War memorial to the fallen of the First World War, designed by local architect Claude Kay and erected in 1921. Moved in the early 1990s when names of the fallen from the Second World War were added.
Reason for Listing
Horsham Carfax War Memorial, unveiled in 1921, is listed at Grade II for the following principal reasons: * Historic interest: as an eloquent witness to the tragic impact of world events on this community, and the sacrifices it has made in the conflicts of the C20; * Design: as a simple but elegant and well-proportioned Hopton Wood stone obelisk 17ft in height with a runic design open cross at the top. A bronze Crusader's downward-facing sword is superimposed to the front; * Context: occupying a prominent position within Horsham town centre and conservation area and with numerous listed buildings nearby, including the bandstand (listed in 1974 at Grade II) and a number of buildings within the historic centre of Carfax.
Horsham War Memorial was commissioned by public subscription to commemorate the 359 local men and boys who lost their lives during the First World War. A committee was formed on the 8 January 1919 to discuss the erection of a war memorial but the idea of a memorial to honour their dead was nothing new. It is probable that the council had had this question in mind since the end of 1914, when it was decided, with the assistance of Mr J B Morgan, who was at the time Electrical Engineer, to keep a register of all men joining the forces so that a Roll of Honour might be prepared. It was determined that a memorial in the form of an obelisk should be erected in Carfax and an appeal was launched for public subscriptions to meet the design and construction costs. An initial design for the memorial was created by Mr Arthur Walker but because the proposed design was so expensive it was dropped and the council asked for something simpler. The chosen local architect was Claude Kay who would later team up with Lt. Col Godman to design locally the original Capitol Theatre and Drill Hall.

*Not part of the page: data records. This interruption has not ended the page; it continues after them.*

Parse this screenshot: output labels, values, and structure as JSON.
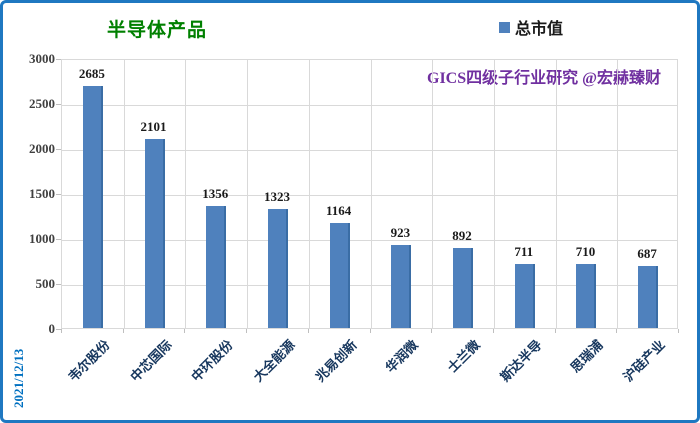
{
  "title": "半导体产品",
  "legend": {
    "label": "总市值"
  },
  "watermark": "GICS四级子行业研究 @宏赫臻财",
  "date_label": "2021/12/13",
  "chart_data": {
    "type": "bar",
    "title": "半导体产品",
    "series_name": "总市值",
    "categories": [
      "韦尔股份",
      "中芯国际",
      "中环股份",
      "大全能源",
      "兆易创新",
      "华润微",
      "士兰微",
      "斯达半导",
      "思瑞浦",
      "沪硅产业"
    ],
    "values": [
      2685,
      2101,
      1356,
      1323,
      1164,
      923,
      892,
      711,
      710,
      687
    ],
    "ylim": [
      0,
      3000
    ],
    "yticks": [
      0,
      500,
      1000,
      1500,
      2000,
      2500,
      3000
    ],
    "grid": true,
    "legend_position": "top-right",
    "annotation": "GICS四级子行业研究 @宏赫臻财",
    "date": "2021/12/13"
  },
  "colors": {
    "frame_border": "#1F78C1",
    "bar": "#4F81BD",
    "bar_edge": "#3A6DA5",
    "title": "#008000",
    "watermark": "#7030A0",
    "category_label": "#17375E",
    "date": "#0070C0",
    "gridline": "#D9D9D9",
    "tick": "#BFBFBF",
    "value_label": "#1a1a1a",
    "ytick_label": "#404040",
    "legend_label": "#1a1a1a"
  }
}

The unveiling was by Major General J C Young, Colonel of the County Regiment, the Royal Sussex, and dedicated by Revd Morley Headlam on 13 November 1921. It was originally situated below the bandstand in the direction of Market Square but was moved to its present position in Carfax in the early 1990s, when the names of the soldiers who died in the Second World War were added.In 2010 the War Memorial was re-dedicated following the extension of the memorial wall with new plaques bearing 60 additional names from the First World War. There is currently (2014) an intention to add the missing names of those who died from the Second World War to the memorial.

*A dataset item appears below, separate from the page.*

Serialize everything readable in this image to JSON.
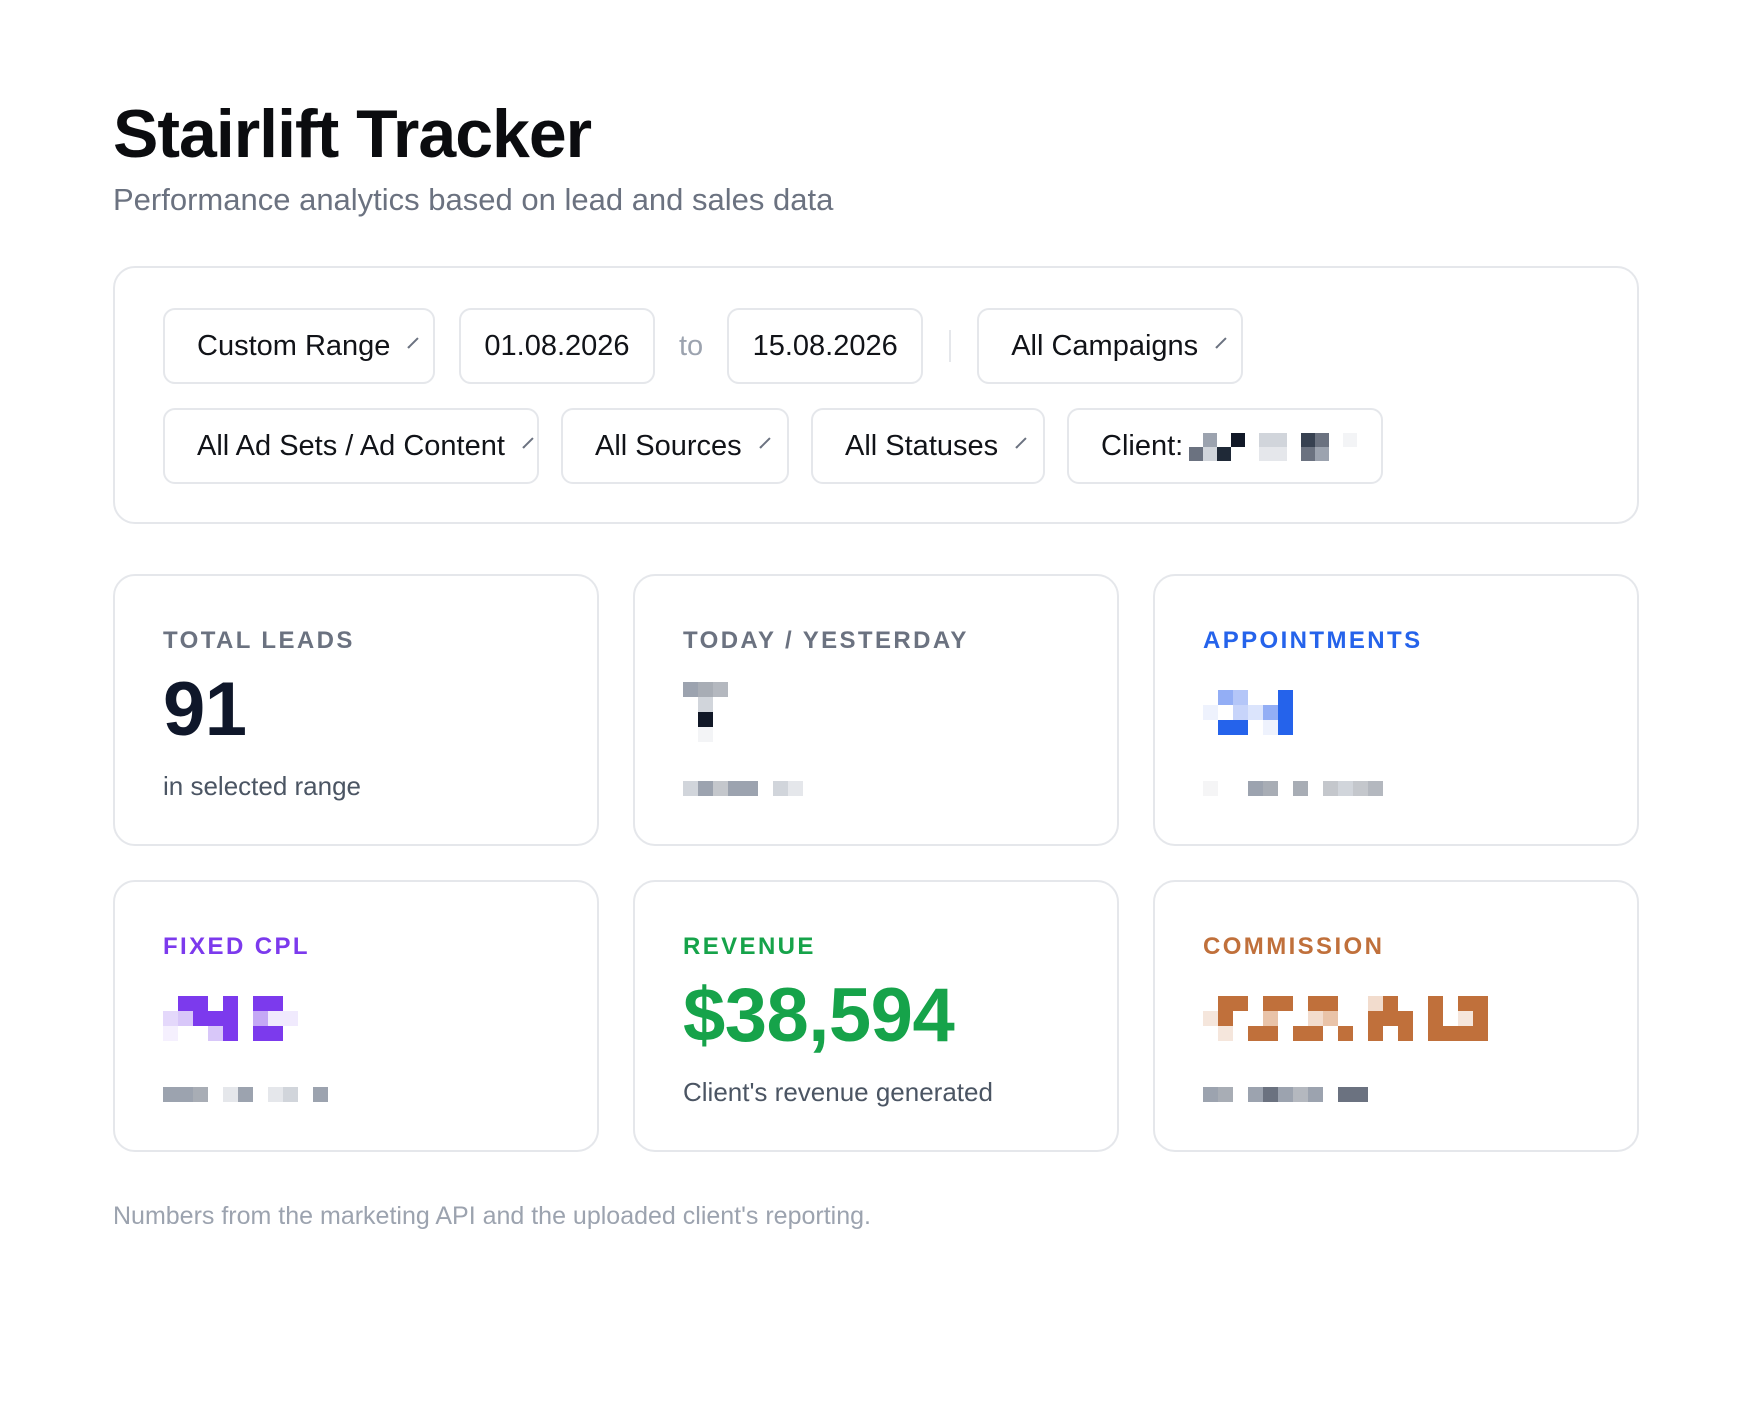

The memorial consists of a two-stepped base surmounted by a plinth and obelisk, with a large Runic cross incised at the top. A large bronze Crusader's sword is attached to the front west face of the obelisk pointing down. The entire assembly is 17ft high constructed from Hopton Wood stone. The lower base reads ‘IN PROUD AND GRATEFUL MEMORY OF THE MEN OF HORSHAM WHO GAVE THEIR LIVES FOR THEIR COUNTRY’. The north face contains the inscription ‘THE GREAT WAR 1914-1918’; whilst the opposite south side reads ‘THE SECOND WORLD WAR 1939-1945’. The memorial is set within a 12m by 5m area. Behind the obelisk is a brick wall with name tablets set into it. The rest of the area around the obelisk is surrounded by a low wall with a low iron fence on top. The tops of the railings depict poppies in various stages of bloom. On the outer aspect of the rear wall there are a series of ornate metal sculptures, each showing a different theme, sculpted by Edwin Russell. A central stone block on the rear wall has carved in large letters ‘IN PIAM MEMORIAM’. All of these structures contribute to the special interest of the principal structure.It originally had the names of 359 men, who died in the First World War inscribed on three panels around the base of the obelisk, but by 1929 the names on the panels had become worn so it was decided to inscribe the names on a separate stone wall in accordance with a plan produced by C G Atkinson. The obelisk was moved to its present position in Carfax in the early 1990s, when the names of the soldiers, who died in the Second World War, were added. The memorial was also extended in 2010 and now includes an additional 60 names from the First World War.